If a public university quarantining free speech to just one tiny corner of campus strikes you as more than a little nuts, you're not alone. This week, a federal district court in Ohio agreed in full, finding that UC's free speech zone "cannot stand" under the First Amendment. The court issued an order prohibiting UC from enforcing their free speech zone and demanded that UC revise its policy to comply with the First Amendment. If you like thorough judicial takedowns of laughably unconstitutional restrictions on student speech as much as I do, I highly recommend checking out the court's decision. It's a good one.

It's important to recognize that UC is by no means the first public college to herd its students into a pathetically small free speech zone. In the last decade, FIRE has helped dismantle free speech zones at the University of North Carolina at Greensboro , West Virginia University, the University of Nevada at Reno, Citrus College in California, Valdosta State University in Georgia, Tarrant County College in Texas, and Texas Tech University. Indeed, Texas Tech's former free-speech zone might have been the most hilariously unconstitutional of the bunch. Before a lawsuit coordinated by FIRE forced changes, Texas Tech limited the free speech activities of its 28,000 to one 280-foot "free speech gazebo." You can see a picture of it here.

So this is a national problem. Sadly, despite this string of embarrassing defeats for free-speech zones in courts across the country (not to mention the court of public opinion!), too many colleges are far too comfortable designating a small area of campus for free speech, leaving the vast majority of school grounds a censorship zone.

Back to Cincinnati.
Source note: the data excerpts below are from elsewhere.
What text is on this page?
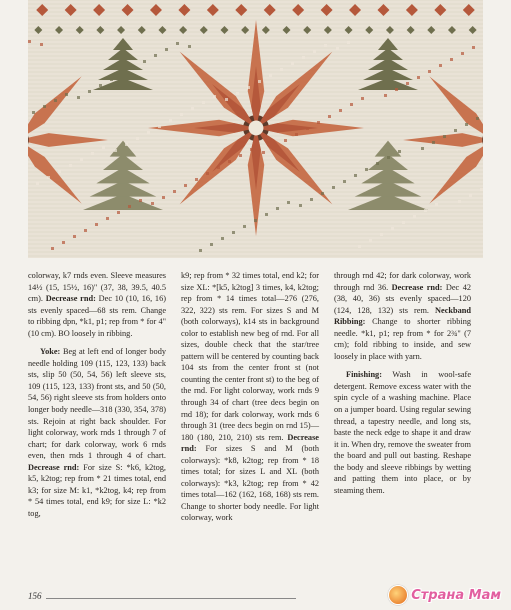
colorway, k7 rnds even. Sleeve measures 14½ (15, 15½, 16)" (37, 38, 39.5, 40.5 cm). Decrease rnd: Dec 10 (10, 16, 16) sts evenly spaced—68 sts rem. Change to ribbing dpn, *k1, p1; rep from * for 4" (10 cm). BO loosely in ribbing.

Yoke: Beg at left end of longer body needle holding 109 (115, 123, 133) back sts, slip 50 (50, 54, 56) left sleeve sts, 109 (115, 123, 133) front sts, and 50 (50, 54, 56) right sleeve sts from holders onto longer body needle—318 (330, 354, 378) sts. Rejoin at right back shoulder. For light colorway, work rnds 1 through 7 of chart; for dark colorway, work 6 rnds even, then rnds 1 through 4 of chart. Decrease rnd: For size S: *k6, k2tog, k5, k2tog; rep from * 21 times total, end k3; for size M: k1, *k2tog, k4; rep from * 54 times total, end k9; for size L: *k2 tog,

k9; rep from * 32 times total, end k2; for size XL: *[k5, k2tog] 3 times, k4, k2tog; rep from * 14 times total—276 (276, 322, 322) sts rem. For sizes S and M (both colorways), k14 sts in background color to establish new beg of rnd. For all sizes, double check that the star/tree pattern will be centered by counting back 104 sts from the center front st (not counting the center front st) to the beg of the rnd. For light colorway, work rnds 9 through 34 of chart (tree decs begin on rnd 18); for dark colorway, work rnds 6 through 31 (tree decs begin on rnd 15)—180 (180, 210, 210) sts rem. Decrease rnd: For sizes S and M (both colorways): *k8, k2tog; rep from * 18 times total; for sizes L and XL (both colorways): *k3, k2tog; rep from * 42 times total—162 (162, 168, 168) sts rem. Change to shorter body needle. For light colorway, work

through rnd 42; for dark colorway, work through rnd 36. Decrease rnd: Dec 42 (38, 40, 36) sts evenly spaced—120 (124, 128, 132) sts rem. Neckband Ribbing: Change to shorter ribbing needle. *k1, p1; rep from * for 2¾" (7 cm); fold ribbing to inside, and sew loosely in place with yarn.

Finishing: Wash in wool-safe detergent. Remove excess water with the spin cycle of a washing machine. Place on a jumper board. Using regular sewing thread, a tapestry needle, and long sts, baste the neck edge to shape it and draw it in. When dry, remove the sweater from the board and pull out basting. Reshape the body and sleeve ribbings by wetting and patting them into place, or by steaming them.

156	Страна Мам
UC's now-defunct free-speech zone was brought before the court by a federal civil rights lawsuit filed back in February by a UC student group that became frustrated with being sidelined to the free-speech zone. The group was gathering petitions for a ballot initiative -- but after a day's work inside the free-speech zone's tight confines, they were only able to interact with six fellow students.

The group had asked UC administrators to be allowed to gather signatures across campus, but that request was quickly denied. In fact, UC told the students that they were "not permitted to walk around," informing them that "if we are informed that you are, Public Safety will be contacted." That's right -- a public university threatened to call the cops on its own students, just for gathering signatures on campus.

Working with FIRE and Ohio's 1851 Center for Constitutional Law , the students secured lawyers and filed a federal lawsuit alleging that their First Amendment rights had been violated and challenging UC's policy. This week, Judge Timothy S. Black found that UC's free speech zone "violates the First Amendment and cannot stand," issuing a preliminary injunction preventing UC from enforcing it.

For free speech fans, there's a lot to like in Judge Black's opinion, as I explain in detail over here. I urge you to read it in full. The bottom line? Because a group of motivated students took a stand for their right to free expression, the outlook just got much better for the First Amendment on UC's campus. Thanks to them, chances are that their college won't be at the top of our "worst schools for free speech" list next year.